Related: Everything You Need To Know About Travel Per Diem Rates

Reorganize departments

If you're in a leadership position, consider examining the output of different departments to identify overlapping services and unnecessary expenses. If multiple departments perform similar functions, you may wish to combine or consolidate them.

For example, if PR and communications are classified as separate entities but accomplish similar tasks regarding advertising, news correspondence or social media, you might be able to combine roles to maximize efficiency.

Related: How To Reorganize Your Department in 6 Steps (With Tips)

Restructure services

When cutting costs, consider searching for unused or underused services and scaling back those services to meet demand. For example, if a company staffs a tech support line 24 hours a day, but you receive most calls during business hours, you might eliminate the night shift. Consider using digital tools such as inventory management software to help identify services to adjust.

Related: How To Plan an Effective Organization Restructure

Brainstorm with your team

If you're in a leadership position, consider opening a dialogue with your team about budget requirements. You may find that other employees notice ways to cut costs you might not be aware of from your position. If you're an employee, try collaborating with colleagues to discuss ways to cut costs during day-to-day operations.

Leverage technology

Technology can be another powerful way to cut costs in a business setting. If you're comfortable with computer programming, try developing a program that can automate tasks that are normally time-consuming when done by hand. If you're aware of production processes that the company can automate with new technology, consider mentioning those processes and solutions to the appropriate individual in management.

If you're already a tech-heavy business, consider ways to cut service costs. For example, if you maintain business servers or rent server space, consider using cloud- and browser-based products instead.

Related: What Does Leveraging on Technology Mean? (Plus Benefits)

Research vendors

If a vendor relationship or purchasing agreement has remained relatively unchanged for a period of time, you may wish to reassess any standing or recurring orders to ensure that they're as cost-effective as possible. Although there are benefits to long-standing merchant and vendor agreements, sometimes finding an alternative or negotiating a lower price point can help cut costs.

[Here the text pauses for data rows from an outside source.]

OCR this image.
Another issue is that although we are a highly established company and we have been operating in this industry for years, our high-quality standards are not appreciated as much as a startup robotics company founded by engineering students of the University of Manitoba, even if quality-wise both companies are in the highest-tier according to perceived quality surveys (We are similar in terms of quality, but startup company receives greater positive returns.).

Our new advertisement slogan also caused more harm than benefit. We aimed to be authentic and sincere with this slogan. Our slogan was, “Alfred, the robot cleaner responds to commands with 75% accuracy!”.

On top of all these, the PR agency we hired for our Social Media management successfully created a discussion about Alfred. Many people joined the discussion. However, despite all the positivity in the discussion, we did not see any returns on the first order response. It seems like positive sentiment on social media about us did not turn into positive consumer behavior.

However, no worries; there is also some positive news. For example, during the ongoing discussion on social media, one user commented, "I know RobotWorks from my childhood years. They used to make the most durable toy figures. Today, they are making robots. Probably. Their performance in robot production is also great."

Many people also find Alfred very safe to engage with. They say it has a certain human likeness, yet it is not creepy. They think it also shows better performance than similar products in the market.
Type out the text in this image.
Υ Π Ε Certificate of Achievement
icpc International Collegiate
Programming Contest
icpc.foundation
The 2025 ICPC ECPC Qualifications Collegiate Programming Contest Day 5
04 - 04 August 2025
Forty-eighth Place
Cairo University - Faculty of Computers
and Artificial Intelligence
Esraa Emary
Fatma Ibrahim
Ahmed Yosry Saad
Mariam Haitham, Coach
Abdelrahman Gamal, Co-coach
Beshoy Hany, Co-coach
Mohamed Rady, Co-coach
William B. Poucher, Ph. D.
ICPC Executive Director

This can also help prevent supply chain issues in the future since you develop several contracts you can use.

Maximize tax benefits

When possible, consider the tax implications of budget decisions to minimize expenses and cut costs. If you're in a position to do so, evaluate expenditures for possible tax benefits. If you can, try working with an accountant to make sure you're receiving the most lawful tax benefits possible. Sometimes, the cost of a consultation can be worth the reduced costs and increased profits in the end.

Analyze facilities

Consider ways to adjust your facilities' overhead to cut additional costs. For example, energy-efficient lighting and appliances can impact the cost of utilities. If a building is difficult to heat and cool, weigh the cost of upgrades against the eventual savings. In your analysis, include an overview of how long it takes to realize profits after making building improvements.

This article is for informational purposes only and does not constitute financial advice. Consult with a licensed financial professional for any issues you may be experiencing.